Last month, ISRO successfully completed the testing of the domestically built CE-20 cryogenic engine, making it human certified and ready to fly on the Gaganyaan mission.
Cryogenic rocket engines have been in use since the early days of the space programme. Even the Apollo missions which took humans to the moon flew on a Saturn V rocket that used cryogenic engines. They are especially advantageous as high performance upper-stage boosters.
India, China, Japan, Russia, US and France are the only countries to have functional cryogenic engines. Except India, the other nations also have functional cryogenic first-stage engines.
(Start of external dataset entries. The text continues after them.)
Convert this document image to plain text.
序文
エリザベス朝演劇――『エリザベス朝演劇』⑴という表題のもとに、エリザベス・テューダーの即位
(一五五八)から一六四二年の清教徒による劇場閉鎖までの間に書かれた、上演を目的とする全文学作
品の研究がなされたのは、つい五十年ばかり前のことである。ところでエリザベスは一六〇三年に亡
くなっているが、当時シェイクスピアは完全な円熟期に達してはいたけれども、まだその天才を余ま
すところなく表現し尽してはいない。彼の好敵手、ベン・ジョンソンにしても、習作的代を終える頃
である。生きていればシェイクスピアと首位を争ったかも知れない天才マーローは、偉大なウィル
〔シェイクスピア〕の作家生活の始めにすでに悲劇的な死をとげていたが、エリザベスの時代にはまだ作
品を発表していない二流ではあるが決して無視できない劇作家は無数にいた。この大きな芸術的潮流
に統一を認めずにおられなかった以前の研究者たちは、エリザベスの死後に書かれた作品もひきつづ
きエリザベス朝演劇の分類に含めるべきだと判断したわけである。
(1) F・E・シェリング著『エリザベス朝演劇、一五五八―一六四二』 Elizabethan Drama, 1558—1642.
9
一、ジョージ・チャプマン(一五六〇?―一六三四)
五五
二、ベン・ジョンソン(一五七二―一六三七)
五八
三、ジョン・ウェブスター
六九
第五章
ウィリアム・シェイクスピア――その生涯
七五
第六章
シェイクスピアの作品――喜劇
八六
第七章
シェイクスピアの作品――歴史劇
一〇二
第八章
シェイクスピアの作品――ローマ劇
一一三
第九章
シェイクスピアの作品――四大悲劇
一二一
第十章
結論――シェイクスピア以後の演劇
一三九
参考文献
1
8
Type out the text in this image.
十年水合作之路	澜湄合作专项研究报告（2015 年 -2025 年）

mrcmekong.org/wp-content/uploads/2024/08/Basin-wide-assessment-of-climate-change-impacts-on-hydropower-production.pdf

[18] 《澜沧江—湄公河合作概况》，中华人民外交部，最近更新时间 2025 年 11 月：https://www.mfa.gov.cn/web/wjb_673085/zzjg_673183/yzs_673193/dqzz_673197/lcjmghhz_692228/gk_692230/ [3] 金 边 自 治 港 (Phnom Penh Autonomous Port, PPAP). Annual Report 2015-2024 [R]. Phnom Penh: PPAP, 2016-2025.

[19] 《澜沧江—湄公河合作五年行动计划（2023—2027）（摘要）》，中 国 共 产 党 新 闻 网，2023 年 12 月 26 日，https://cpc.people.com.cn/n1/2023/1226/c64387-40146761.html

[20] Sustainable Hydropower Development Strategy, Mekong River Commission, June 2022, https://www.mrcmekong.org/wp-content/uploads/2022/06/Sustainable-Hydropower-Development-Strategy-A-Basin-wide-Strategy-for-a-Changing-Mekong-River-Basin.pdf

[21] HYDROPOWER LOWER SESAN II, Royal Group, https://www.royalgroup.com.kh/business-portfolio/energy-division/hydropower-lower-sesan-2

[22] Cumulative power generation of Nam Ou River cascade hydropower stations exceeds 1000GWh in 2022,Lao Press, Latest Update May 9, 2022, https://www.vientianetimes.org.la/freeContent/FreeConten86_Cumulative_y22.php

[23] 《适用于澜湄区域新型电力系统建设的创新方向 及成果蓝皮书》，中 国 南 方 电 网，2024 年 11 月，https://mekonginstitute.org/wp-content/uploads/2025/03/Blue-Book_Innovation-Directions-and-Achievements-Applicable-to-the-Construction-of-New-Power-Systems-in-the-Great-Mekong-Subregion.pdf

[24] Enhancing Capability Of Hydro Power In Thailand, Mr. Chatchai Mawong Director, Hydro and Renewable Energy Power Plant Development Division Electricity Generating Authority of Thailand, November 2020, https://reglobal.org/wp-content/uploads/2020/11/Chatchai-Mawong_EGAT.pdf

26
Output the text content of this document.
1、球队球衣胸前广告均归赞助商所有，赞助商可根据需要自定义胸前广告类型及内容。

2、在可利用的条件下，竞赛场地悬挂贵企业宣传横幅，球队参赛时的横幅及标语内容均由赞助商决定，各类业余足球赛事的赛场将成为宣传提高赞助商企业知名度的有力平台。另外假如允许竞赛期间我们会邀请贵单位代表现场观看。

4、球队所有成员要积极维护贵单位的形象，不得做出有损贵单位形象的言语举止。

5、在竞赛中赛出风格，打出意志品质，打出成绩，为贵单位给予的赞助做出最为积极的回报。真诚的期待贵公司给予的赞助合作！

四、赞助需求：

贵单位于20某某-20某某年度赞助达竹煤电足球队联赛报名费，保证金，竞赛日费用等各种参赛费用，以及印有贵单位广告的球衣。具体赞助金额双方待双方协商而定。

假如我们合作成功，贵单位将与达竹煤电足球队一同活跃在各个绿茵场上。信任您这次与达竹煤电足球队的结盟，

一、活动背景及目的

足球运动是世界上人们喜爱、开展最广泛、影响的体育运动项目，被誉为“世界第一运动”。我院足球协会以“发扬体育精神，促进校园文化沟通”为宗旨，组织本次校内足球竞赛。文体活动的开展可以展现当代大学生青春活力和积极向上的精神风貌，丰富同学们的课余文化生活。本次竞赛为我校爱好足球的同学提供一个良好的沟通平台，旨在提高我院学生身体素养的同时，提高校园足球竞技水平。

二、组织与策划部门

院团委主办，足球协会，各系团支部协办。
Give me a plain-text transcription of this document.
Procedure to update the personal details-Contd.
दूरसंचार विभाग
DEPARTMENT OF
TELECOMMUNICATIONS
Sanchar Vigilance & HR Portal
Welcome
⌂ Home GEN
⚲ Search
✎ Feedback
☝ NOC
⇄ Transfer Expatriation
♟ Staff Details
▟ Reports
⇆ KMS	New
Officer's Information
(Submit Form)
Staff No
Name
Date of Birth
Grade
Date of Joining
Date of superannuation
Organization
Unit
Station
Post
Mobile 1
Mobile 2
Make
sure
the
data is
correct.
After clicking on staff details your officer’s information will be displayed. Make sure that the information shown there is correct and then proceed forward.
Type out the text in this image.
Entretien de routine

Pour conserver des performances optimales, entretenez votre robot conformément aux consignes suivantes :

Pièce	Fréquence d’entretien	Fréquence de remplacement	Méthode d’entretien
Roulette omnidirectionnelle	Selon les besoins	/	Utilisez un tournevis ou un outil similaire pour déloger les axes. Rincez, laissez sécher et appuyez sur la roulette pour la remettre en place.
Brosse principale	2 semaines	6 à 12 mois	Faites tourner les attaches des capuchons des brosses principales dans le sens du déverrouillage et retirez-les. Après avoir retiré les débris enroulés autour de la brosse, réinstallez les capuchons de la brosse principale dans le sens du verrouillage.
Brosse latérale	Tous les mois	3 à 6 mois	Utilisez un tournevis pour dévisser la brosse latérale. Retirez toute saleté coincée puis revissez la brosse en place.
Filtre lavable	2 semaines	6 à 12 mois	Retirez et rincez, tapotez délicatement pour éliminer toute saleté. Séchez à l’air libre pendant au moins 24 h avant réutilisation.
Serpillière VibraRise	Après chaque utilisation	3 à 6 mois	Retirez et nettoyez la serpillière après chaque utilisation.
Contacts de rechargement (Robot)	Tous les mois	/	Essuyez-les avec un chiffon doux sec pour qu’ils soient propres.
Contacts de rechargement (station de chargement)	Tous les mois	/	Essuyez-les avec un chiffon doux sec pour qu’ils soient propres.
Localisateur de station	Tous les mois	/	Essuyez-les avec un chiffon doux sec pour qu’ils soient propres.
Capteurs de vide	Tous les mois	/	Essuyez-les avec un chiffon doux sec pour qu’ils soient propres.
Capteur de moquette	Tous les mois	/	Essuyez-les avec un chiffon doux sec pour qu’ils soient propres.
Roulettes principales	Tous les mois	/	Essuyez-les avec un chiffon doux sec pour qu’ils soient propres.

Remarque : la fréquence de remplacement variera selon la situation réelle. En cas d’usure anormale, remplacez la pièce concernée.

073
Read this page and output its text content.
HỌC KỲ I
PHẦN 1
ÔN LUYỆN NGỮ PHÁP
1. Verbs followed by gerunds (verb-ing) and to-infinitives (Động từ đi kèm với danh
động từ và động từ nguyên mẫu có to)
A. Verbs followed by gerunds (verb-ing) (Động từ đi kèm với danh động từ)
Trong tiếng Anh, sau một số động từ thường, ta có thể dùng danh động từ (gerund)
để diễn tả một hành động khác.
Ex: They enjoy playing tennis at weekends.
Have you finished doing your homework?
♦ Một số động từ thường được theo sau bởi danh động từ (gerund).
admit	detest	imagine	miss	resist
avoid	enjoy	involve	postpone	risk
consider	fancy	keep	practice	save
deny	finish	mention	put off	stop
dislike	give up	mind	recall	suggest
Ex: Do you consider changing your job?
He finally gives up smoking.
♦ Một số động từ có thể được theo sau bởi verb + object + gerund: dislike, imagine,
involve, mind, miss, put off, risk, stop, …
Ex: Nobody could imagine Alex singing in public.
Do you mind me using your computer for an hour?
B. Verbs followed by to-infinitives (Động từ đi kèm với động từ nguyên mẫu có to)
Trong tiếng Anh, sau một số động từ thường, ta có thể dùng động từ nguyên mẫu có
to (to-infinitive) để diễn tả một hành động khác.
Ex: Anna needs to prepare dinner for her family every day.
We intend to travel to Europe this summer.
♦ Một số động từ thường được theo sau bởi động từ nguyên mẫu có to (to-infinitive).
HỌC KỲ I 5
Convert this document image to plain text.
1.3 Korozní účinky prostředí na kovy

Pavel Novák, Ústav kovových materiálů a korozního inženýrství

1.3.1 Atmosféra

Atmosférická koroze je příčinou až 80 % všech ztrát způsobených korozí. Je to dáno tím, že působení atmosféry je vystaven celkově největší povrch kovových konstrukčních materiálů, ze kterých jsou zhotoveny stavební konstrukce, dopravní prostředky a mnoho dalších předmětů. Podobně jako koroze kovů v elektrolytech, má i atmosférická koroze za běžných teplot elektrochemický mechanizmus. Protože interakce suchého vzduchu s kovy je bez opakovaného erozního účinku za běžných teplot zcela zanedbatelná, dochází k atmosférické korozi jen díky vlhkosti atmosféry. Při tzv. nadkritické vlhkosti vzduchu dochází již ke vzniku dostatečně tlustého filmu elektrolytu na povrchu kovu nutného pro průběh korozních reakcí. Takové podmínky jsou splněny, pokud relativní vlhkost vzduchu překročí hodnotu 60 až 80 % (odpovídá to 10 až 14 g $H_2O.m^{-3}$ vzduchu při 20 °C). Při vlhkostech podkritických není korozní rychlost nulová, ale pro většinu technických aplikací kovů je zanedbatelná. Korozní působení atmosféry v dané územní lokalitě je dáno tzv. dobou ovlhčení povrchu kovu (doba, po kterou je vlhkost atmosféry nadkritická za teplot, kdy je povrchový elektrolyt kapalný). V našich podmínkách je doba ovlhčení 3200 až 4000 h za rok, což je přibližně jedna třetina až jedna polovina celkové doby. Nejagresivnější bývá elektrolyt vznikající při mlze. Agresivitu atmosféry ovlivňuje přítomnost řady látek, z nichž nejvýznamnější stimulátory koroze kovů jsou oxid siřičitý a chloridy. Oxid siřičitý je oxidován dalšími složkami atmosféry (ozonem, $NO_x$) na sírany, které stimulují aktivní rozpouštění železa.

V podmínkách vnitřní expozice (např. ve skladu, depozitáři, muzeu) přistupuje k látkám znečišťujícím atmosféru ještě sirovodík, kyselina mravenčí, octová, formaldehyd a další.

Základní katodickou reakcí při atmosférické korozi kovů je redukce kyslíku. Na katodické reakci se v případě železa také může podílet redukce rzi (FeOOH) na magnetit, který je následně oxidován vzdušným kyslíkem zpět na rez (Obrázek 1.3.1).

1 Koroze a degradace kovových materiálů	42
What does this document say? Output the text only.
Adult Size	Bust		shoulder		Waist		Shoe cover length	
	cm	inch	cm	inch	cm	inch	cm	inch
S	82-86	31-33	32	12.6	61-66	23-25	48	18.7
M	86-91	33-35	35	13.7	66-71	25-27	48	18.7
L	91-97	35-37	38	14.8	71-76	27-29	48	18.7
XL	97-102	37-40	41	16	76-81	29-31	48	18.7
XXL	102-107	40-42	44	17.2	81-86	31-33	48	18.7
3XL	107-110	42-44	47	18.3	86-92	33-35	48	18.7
Among various fuel combinations, the most widely used and largely efficient is that of liquid hydrogen fuel and liquid oxygen oxidiser, due to their accessibility and low cost.
The new testing facility will test these indigenously developed engines and their crucial subsystems like gas generator and turbo pumps. Tests will include short duration hot firing lasting mere seconds, to long duration burns the engines would actually have to undertake.